4 - NOSSO TIPO INESQUECÍVEL
O Mu era um grande conhecedor de tipografia, um verdadeiro expert nesta arte perdida.
Toda vez que o Mu pegava um job ele exercia em primeiro lugar o seu pensamento tipográfico. Que tipo ele ia escolher para compor o anúncio? Na era pré-Mac, pedir variações tipográficas de um título e um texto significava um volume bem grande de trabalho. Invariavelmente eu e os outros assistentes penávamos com isso, tinhamos que pedir os tipos em fotocomposição e compor o texto simulado com cópias fotográficas, quase sempre tendo que montar e remontar tudo várias vezes na base da faca, tesoura e cola benzina, abrindo o entrelinhamento e o espaço entre letras à mão, até satisfazer o Mu. Isso usando sempre três ou quatro famílias previamente escolhidas e não raro com pesos diferentes em cada uma. Às vezes ele se apaixonava por uma determinada fonte e a gente tinha que fazer de tudo com ela pra ele ver, eu ainda me lembro bem da paixão dele pela Benbo e do desprezo que teve pela Copperplate, que achava deselegantérrima. O louco é que na maioria das vezes todo esse esforço acabava num “vamos usar Futura Bold mesmo...” e isso me levava ao desespero. Porque diabos ele tinha me feito ter tanto trabalho pra acabar compondo tudo em Futura Bold? Só muito tempo depois eu saquei que ele estava era nos ensinando.
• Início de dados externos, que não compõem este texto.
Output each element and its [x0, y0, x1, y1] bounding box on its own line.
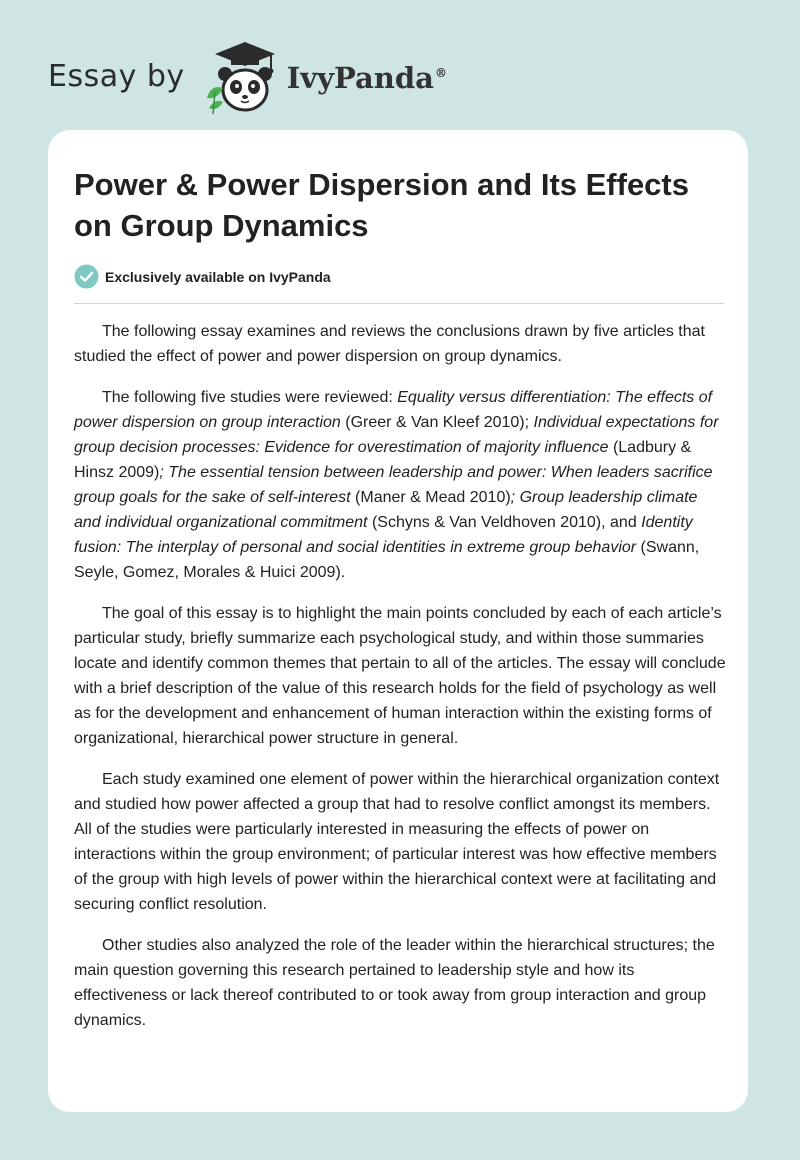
paragraph-text: (Greer & Van Kleef 2010); [340, 414, 534, 431]
essay-paragraph [74, 601, 726, 751]
badge-label: Exclusively available on IvyPanda [105, 268, 331, 285]
paragraph-text: (Schyns & Van Veldhoven 2010), and [367, 514, 642, 531]
site-header [48, 36, 447, 116]
paragraph-text: (Swann, Seyle, Gomez, Morales & Huici 2009). [74, 539, 700, 581]
paragraph-text: Each study examined one element of power within the hierarchical organization context and studied how power affected a group that had to resolve conflict amongst its members. All of the studies were particularly interested in measuring the effects of power on interactions within the group environment; of particular interest was how effective members of the group with high levels of power within the hierarchical context were at facilitating and securing conflict resolution. [74, 771, 720, 913]
cited-title: Equality versus differentiation: The effects of power dispersion on group interaction [74, 389, 713, 431]
brand-name: IvyPanda® [286, 61, 447, 95]
essay-paragraph [74, 319, 726, 369]
cited-title: Individual expectations for group decision processes: Evidence for overestimation of majority influence [74, 414, 719, 456]
paragraph-text: Other studies also analyzed the role of the leader within the hierarchical structures; the main question governing this research pertained to leadership style and how its effectiveness or lack thereof contributed to or took away from group interaction and group dynamics. [74, 937, 715, 1029]
cited-title: Identity fusion: The interplay of personal and social identities in extreme group behavior [74, 514, 693, 556]
exclusive-badge [74, 264, 331, 289]
page-title: Power & Power Dispersion and Its Effects on Group Dynamics [74, 167, 689, 243]
paragraph-text: The following five studies were reviewed: [102, 389, 398, 406]
divider [74, 303, 724, 304]
essay-paragraph [74, 933, 726, 1033]
essay-paragraph [74, 767, 726, 917]
essay-by-label: Essay by [48, 58, 185, 94]
essay-paragraph [74, 385, 726, 585]
paragraph-text: The following essay examines and reviews the conclusions drawn by five articles that studied the effect of power and power dispersion on group dynamics. [74, 323, 705, 365]
paragraph-text: (Ladbury & Hinsz 2009) [74, 439, 692, 481]
check-circle-icon [74, 264, 99, 289]
paragraph-text: The goal of this essay is to highlight the main points concluded by each of each article’s particular study, briefly summarize each psychological study, and within those summaries locate and identify common themes that pertain to all of the articles. The essay will conclude with a brief description of the value of this research holds for the field of psychology as well as for the development and enhancement of human interaction within the existing forms of organizational, hierarchical power structure in general. [74, 605, 726, 747]
panda-logo-icon [201, 36, 285, 116]
essay-card [48, 130, 748, 1112]
cited-title: ; Group leadership climate and individual organizational commitment [74, 489, 698, 531]
paragraph-text: (Maner & Mead 2010) [350, 489, 511, 506]
cited-title: ; The essential tension between leadership and power: When leaders sacrifice group goals for the sake of self-interest [74, 464, 713, 506]
essay-body [74, 319, 726, 1049]
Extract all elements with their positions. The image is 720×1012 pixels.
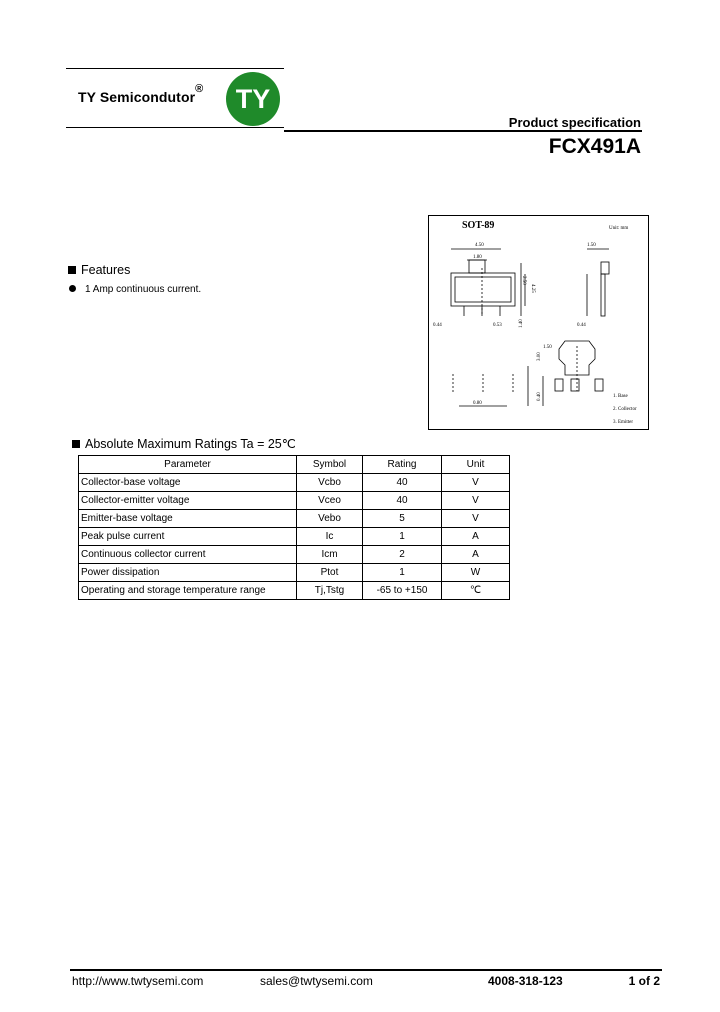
dim-label: 0.44 (577, 323, 586, 328)
parameter-cell: Collector-base voltage (79, 474, 297, 492)
absolute-maximum-ratings-table (78, 455, 510, 600)
parameter-cell: Power dissipation (79, 564, 297, 582)
table-row (79, 474, 510, 492)
package-drawing (428, 215, 649, 430)
company-logo (226, 72, 280, 126)
parameter-cell: Collector-emitter voltage (79, 492, 297, 510)
registered-mark: ® (195, 83, 204, 95)
rating-cell: 1 (363, 528, 442, 546)
package-name: SOT-89 (462, 220, 495, 231)
dim-label: 1.40 (519, 319, 524, 328)
table-row (79, 546, 510, 564)
symbol-cell: Icm (297, 546, 363, 564)
features-heading: Features (68, 263, 130, 277)
ratings-heading: Absolute Maximum Ratings Ta = 25℃ (72, 436, 296, 451)
dim-label: 0.40 (537, 392, 542, 401)
dim-label: 2.50 (521, 276, 526, 285)
unit-cell: V (442, 492, 510, 510)
rating-cell: 1 (363, 564, 442, 582)
rating-cell: -65 to +150 (363, 582, 442, 600)
company-name: TY Semicondutor® (78, 83, 204, 105)
logo-text: TY (235, 83, 271, 114)
website-link[interactable]: http://www.twtysemi.com (72, 974, 204, 988)
table-row (79, 492, 510, 510)
package-outline-diagram (429, 216, 648, 429)
page-number: 1 of 2 (628, 974, 660, 988)
unit-label: Unit: mm (609, 226, 629, 231)
title-rule (284, 130, 642, 132)
rating-cell: 5 (363, 510, 442, 528)
dim-label: 1.50 (587, 243, 596, 248)
dim-label: 0.53 (493, 323, 502, 328)
square-bullet-icon (68, 266, 76, 274)
product-specification-label: Product specification (508, 115, 641, 130)
parameter-cell: Operating and storage temperature range (79, 582, 297, 600)
unit-cell: W (442, 564, 510, 582)
unit-cell: A (442, 546, 510, 564)
symbol-cell: Vebo (297, 510, 363, 528)
part-number: FCX491A (548, 135, 641, 158)
feature-item: 1 Amp continuous current. (69, 284, 201, 295)
unit-cell: V (442, 474, 510, 492)
header-bottom-rule (66, 127, 284, 128)
symbol-cell: Tj,Tstg (297, 582, 363, 600)
pin-label: 3. Emitter (613, 420, 633, 425)
footer-rule (70, 969, 662, 971)
rating-cell: 40 (363, 474, 442, 492)
dim-label: 4.25 (530, 284, 535, 293)
unit-cell: ℃ (442, 582, 510, 600)
dim-label: 0.44 (433, 323, 442, 328)
parameter-cell: Peak pulse current (79, 528, 297, 546)
parameter-cell: Continuous collector current (79, 546, 297, 564)
header-top-rule (66, 68, 284, 69)
symbol-cell: Ptot (297, 564, 363, 582)
table-row (79, 582, 510, 600)
unit-cell: V (442, 510, 510, 528)
rating-cell: 40 (363, 492, 442, 510)
pin-label: 1. Base (613, 394, 628, 399)
column-header: Symbol (297, 456, 363, 474)
dim-label: 4.50 (475, 243, 484, 248)
phone-number: 4008-318-123 (488, 974, 563, 988)
unit-cell: A (442, 528, 510, 546)
dim-label: 0.80 (473, 401, 482, 406)
column-header: Parameter (79, 456, 297, 474)
symbol-cell: Vcbo (297, 474, 363, 492)
table-row (79, 528, 510, 546)
table-row (79, 510, 510, 528)
column-header: Rating (363, 456, 442, 474)
dim-label: 1.80 (473, 255, 482, 260)
symbol-cell: Vceo (297, 492, 363, 510)
pin-label: 2. Collector (613, 407, 637, 412)
table-row (79, 564, 510, 582)
dim-label: 3.00 (537, 352, 542, 361)
dim-label: 1.50 (543, 345, 552, 350)
symbol-cell: Ic (297, 528, 363, 546)
round-bullet-icon (69, 285, 76, 292)
rating-cell: 2 (363, 546, 442, 564)
table-header-row (79, 456, 510, 474)
column-header: Unit (442, 456, 510, 474)
square-bullet-icon (72, 440, 80, 448)
parameter-cell: Emitter-base voltage (79, 510, 297, 528)
email-link[interactable]: sales@twtysemi.com (260, 974, 373, 988)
Eu e ele tinhamos uma brincadeira em comum, quando o job sobrava pra mim. Eu perguntava pra ele qual era o tipo inesquecível dele naquela semana, numa alusão à coluna “Meu tipo inesquecível” da antiga Seleções. Ele adorava. Da primeira vez que eu perguntei ele ficou surpreso e me perguntou como um garoto como eu conhecia aquela velharia, não lembro o que eu respondi, mas a bincadeira continuou. Até que teve um dia em que depois de uma dessas experimentações tipográficas com um tipo que parecia lindo no catálogo eu e ele chegamos a conclusão de que era melhor mesmo usar Futura Bold. Então eu disse assim: “É, Murilo, em certos tipos não se pode confiar...”. O Mu teve um ataque de riso e passou a repetir isso a torto e a direito, sempre que me via. Acho que ele gostou mesmo é porque eu não tinha dito aquilo sem pensar no óbvio duplo sentido da frase, que ele, sendo quem era, transformou numa coisa muito maior e melhor.